Errada, porque a população em situação de rua integra sim o público atendido pelo assistente social em vários espaços socio-ocupacionais.
- B)O incentivo à orientação para a redução de danos e a intensificação da busca por uma sociedade sem drogas têm-se manifestado sob a ótica higienista em âmbito nacional.
Errada, porque a redução de danos não é uma lógica higienista, mas uma estratégia de cuidado e direitos; a formulação da alternativa mistura conceitos de forma incorreta.
- C)Os assistentes sociais não podem ser requisitados para abordagens acompanhadas por agentes públicos das políticas de segurança e de ordem pública junto à população em situação de rua.
Errada, porque o assistente social pode ser requisitado em ações intersetoriais, inclusive em articulação com outras equipes, embora deva preservar princípios éticos e direitos humanos.
- D)As demandas da população em situação de rua apresentam-se ao assistente social de forma fragmentada, emergencial e imediatizadas.
Certa, porque as demandas dessa população costumam chegar ao serviço social de modo fragmentado, urgente e imediato, exigindo resposta rápida e articulação de rede.
- E)O serviço social brasileiro, por meio de suas entidades representativas, tem manifestado posicionamentos contrários aos direitos de pessoas em situação de rua e de pessoas que façam uso de álcool e outras drogas.

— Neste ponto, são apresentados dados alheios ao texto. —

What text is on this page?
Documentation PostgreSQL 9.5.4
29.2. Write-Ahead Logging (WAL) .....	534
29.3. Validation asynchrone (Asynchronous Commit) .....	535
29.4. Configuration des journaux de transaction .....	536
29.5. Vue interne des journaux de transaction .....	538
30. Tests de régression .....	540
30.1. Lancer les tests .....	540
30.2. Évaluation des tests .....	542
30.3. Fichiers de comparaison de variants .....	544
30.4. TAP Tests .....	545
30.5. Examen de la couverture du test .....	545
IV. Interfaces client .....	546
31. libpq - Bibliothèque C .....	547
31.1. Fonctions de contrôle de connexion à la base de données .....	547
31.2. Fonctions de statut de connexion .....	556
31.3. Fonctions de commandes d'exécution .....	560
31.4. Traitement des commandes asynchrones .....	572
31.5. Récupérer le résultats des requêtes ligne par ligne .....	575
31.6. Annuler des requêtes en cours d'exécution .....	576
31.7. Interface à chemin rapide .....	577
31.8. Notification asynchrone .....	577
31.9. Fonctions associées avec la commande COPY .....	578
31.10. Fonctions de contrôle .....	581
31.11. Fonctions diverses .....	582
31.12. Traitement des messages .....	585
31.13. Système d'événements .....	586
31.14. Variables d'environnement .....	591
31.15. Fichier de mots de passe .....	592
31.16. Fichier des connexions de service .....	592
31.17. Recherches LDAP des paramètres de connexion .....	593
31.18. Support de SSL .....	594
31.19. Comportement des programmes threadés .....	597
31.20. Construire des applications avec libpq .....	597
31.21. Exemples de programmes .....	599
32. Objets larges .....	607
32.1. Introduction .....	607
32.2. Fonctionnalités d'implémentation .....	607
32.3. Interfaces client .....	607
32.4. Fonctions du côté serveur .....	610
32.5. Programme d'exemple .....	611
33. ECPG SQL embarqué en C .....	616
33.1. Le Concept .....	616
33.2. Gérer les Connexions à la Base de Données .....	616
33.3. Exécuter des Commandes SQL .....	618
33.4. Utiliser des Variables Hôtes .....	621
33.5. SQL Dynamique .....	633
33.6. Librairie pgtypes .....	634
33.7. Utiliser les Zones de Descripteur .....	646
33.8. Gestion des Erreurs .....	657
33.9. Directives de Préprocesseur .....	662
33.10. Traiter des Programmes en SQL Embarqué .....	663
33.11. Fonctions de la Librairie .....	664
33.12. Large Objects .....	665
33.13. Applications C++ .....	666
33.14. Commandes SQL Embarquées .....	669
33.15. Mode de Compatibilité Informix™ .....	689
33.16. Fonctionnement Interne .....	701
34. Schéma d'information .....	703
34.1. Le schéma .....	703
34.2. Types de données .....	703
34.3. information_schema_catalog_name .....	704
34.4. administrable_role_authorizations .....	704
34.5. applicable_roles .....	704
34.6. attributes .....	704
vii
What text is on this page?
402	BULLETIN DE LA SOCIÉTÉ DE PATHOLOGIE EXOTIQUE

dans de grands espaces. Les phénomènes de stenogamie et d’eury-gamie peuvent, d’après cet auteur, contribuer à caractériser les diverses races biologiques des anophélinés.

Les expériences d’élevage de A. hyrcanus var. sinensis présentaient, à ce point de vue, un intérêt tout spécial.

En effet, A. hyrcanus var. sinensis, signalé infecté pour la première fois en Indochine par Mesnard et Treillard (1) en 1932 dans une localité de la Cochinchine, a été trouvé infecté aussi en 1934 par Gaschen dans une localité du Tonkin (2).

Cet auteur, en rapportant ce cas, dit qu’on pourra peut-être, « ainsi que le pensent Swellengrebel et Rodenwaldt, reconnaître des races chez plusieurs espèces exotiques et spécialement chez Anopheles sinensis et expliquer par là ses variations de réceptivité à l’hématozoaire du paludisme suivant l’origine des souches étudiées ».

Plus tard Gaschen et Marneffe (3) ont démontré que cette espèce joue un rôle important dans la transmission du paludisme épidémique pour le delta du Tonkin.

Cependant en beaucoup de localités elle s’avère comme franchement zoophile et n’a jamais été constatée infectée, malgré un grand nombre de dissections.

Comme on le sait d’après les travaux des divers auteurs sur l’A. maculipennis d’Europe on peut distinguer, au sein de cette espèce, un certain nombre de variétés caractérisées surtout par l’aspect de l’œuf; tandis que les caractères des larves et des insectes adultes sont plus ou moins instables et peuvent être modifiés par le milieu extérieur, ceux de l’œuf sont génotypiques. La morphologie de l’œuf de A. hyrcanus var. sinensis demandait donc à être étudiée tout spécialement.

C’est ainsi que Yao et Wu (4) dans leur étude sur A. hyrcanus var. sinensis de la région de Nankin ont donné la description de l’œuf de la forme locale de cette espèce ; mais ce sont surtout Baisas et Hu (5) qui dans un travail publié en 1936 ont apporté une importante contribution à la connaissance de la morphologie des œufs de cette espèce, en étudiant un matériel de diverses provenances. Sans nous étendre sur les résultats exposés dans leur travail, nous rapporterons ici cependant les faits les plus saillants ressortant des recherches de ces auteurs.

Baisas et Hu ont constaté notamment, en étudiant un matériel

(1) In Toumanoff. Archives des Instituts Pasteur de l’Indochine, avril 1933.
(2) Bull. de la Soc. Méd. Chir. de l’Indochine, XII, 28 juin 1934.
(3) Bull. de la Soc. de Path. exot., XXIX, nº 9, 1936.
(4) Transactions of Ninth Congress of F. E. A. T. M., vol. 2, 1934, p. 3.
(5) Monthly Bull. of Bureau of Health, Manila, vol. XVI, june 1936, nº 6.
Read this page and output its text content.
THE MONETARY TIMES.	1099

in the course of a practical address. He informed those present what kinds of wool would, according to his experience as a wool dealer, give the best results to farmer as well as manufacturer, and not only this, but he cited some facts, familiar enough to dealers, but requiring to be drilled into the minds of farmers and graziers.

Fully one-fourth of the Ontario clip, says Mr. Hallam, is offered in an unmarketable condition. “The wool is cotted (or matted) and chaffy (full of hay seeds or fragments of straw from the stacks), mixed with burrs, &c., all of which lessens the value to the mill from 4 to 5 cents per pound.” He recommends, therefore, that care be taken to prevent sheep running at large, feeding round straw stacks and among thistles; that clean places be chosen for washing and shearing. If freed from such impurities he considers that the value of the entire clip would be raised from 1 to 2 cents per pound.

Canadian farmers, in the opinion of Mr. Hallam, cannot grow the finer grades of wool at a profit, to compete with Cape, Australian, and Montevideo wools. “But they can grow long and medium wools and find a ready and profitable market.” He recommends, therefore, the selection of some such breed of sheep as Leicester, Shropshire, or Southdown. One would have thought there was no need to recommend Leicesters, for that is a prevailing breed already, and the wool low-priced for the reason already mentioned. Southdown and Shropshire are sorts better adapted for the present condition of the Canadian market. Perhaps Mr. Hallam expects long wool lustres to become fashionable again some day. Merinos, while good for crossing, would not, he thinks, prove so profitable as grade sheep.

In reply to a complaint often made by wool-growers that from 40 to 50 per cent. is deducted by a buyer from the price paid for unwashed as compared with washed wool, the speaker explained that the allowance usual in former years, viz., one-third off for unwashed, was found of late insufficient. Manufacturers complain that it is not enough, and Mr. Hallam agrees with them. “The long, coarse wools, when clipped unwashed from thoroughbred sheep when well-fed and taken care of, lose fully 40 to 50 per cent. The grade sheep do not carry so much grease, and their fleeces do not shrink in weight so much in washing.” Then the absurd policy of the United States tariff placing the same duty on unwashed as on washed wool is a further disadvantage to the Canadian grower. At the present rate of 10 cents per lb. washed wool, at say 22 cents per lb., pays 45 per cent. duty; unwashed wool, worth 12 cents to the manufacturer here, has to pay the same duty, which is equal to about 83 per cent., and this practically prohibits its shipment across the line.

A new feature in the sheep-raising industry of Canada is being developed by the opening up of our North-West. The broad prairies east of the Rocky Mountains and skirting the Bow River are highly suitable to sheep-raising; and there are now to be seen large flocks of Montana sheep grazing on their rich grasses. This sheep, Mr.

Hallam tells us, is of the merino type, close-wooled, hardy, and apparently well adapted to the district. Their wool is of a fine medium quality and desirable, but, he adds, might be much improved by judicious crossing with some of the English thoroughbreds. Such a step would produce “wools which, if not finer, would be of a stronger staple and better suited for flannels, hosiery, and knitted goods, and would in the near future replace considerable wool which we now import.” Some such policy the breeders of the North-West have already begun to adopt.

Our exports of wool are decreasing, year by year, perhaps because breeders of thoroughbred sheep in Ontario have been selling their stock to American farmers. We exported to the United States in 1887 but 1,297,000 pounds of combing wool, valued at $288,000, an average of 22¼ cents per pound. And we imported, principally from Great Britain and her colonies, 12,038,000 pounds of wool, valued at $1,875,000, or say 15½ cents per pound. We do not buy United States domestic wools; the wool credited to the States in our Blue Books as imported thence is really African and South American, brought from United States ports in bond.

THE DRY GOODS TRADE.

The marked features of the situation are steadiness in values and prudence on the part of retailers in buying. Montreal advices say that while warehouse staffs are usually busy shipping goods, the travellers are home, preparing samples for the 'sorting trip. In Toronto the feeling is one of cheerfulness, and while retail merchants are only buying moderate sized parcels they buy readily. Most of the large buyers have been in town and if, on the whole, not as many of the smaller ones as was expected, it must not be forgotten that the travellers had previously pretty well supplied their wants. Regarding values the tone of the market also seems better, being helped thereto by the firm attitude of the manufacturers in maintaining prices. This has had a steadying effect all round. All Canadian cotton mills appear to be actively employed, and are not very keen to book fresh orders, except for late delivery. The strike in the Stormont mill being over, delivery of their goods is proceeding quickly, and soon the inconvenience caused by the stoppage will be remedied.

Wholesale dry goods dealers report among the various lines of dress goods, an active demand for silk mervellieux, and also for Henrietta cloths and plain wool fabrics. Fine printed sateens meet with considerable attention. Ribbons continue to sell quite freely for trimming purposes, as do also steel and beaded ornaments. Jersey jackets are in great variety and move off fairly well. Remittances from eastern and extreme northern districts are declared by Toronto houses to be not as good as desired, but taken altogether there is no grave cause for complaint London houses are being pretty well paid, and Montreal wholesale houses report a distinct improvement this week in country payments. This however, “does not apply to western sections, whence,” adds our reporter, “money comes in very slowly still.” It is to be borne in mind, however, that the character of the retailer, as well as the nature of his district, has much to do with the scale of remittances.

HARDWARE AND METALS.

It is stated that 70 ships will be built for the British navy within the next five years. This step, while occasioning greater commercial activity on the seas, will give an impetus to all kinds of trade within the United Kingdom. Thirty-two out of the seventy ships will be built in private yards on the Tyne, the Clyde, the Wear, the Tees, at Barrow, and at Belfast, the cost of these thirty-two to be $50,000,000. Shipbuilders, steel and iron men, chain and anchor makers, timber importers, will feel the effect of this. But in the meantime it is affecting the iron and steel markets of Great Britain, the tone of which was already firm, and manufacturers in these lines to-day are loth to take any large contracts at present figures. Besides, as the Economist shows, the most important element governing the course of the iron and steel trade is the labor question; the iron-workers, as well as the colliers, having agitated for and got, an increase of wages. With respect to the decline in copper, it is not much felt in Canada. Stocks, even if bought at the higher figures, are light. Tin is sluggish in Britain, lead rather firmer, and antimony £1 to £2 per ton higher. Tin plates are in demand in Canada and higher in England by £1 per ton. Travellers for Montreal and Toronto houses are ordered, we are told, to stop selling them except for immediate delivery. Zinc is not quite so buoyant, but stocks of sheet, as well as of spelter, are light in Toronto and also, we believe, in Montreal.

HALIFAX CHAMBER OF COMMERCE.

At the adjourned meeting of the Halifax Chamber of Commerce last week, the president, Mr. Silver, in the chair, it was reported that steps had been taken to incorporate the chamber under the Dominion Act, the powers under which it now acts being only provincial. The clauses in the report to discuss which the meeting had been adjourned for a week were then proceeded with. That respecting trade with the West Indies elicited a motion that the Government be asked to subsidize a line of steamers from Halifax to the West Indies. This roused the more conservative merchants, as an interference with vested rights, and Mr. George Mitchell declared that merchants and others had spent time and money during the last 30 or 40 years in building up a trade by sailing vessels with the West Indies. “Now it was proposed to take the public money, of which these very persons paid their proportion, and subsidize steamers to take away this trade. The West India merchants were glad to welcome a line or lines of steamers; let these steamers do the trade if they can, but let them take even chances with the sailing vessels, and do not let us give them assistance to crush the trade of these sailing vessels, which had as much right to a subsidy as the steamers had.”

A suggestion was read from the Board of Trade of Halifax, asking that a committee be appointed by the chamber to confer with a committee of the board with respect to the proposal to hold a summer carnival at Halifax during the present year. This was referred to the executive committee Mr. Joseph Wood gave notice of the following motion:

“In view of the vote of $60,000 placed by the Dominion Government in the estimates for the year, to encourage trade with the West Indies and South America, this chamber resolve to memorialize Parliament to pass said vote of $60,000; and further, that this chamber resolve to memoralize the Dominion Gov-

Errada, porque o Serviço Social brasileiro, por suas entidades, costuma defender direitos de pessoas em situação de rua e de pessoas que fazem uso de álcool e outras drogas.
Gabarito: D
A população em situação de rua é público típico da atuação profissional do assistente social, porque suas demandas aparecem ligadas a renda, moradia, saúde, trabalho, documentação, vínculos familiares e acesso a direitos. Na prática, você encontra esse público em abordagens de rua, acolhimento institucional, consultórios na rua, unidades socioassistenciais e em serviços intersetoriais. O ponto central é que o atendimento precisa fugir da lógica da culpa e do “resolve rápido”, porque a situação de rua é expressão da questão social e exige proteção social, escuta qualificada e articulação de rede. O gabarito está na letra D porque descreve bem a forma como essas demandas chegam ao serviço social: fragmentadas, emergenciais e imediatizadas. Em vez de aparecerem como um problema simples e isolado, elas vêm misturadas e urgentes, como falta de documentos, fome, violência, adoecimento, uso problemático de álcool e outras drogas e ausência de moradia. Ou seja, o assistente social precisa lidar com a urgência sem perder a leitura estrutural do problema. A Política Nacional para a População em Situação de Rua, instituída pelo Decreto nº 7.053/2009, reforça esse olhar de garantia de direitos e atendimento intersetorial. Já o trabalho profissional, em sintonia com o projeto ético-político do Serviço Social, não pode reduzir a pessoa à aparência da rua nem tratar a situação como caso de polícia ou de higiene social. Por isso, a questão cobra justamente essa compreensão: a rua não é um “desvio individual”, e sim um fenômeno social complexo, que pede intervenção profissional crítica, humanizada e articulada com políticas públicas.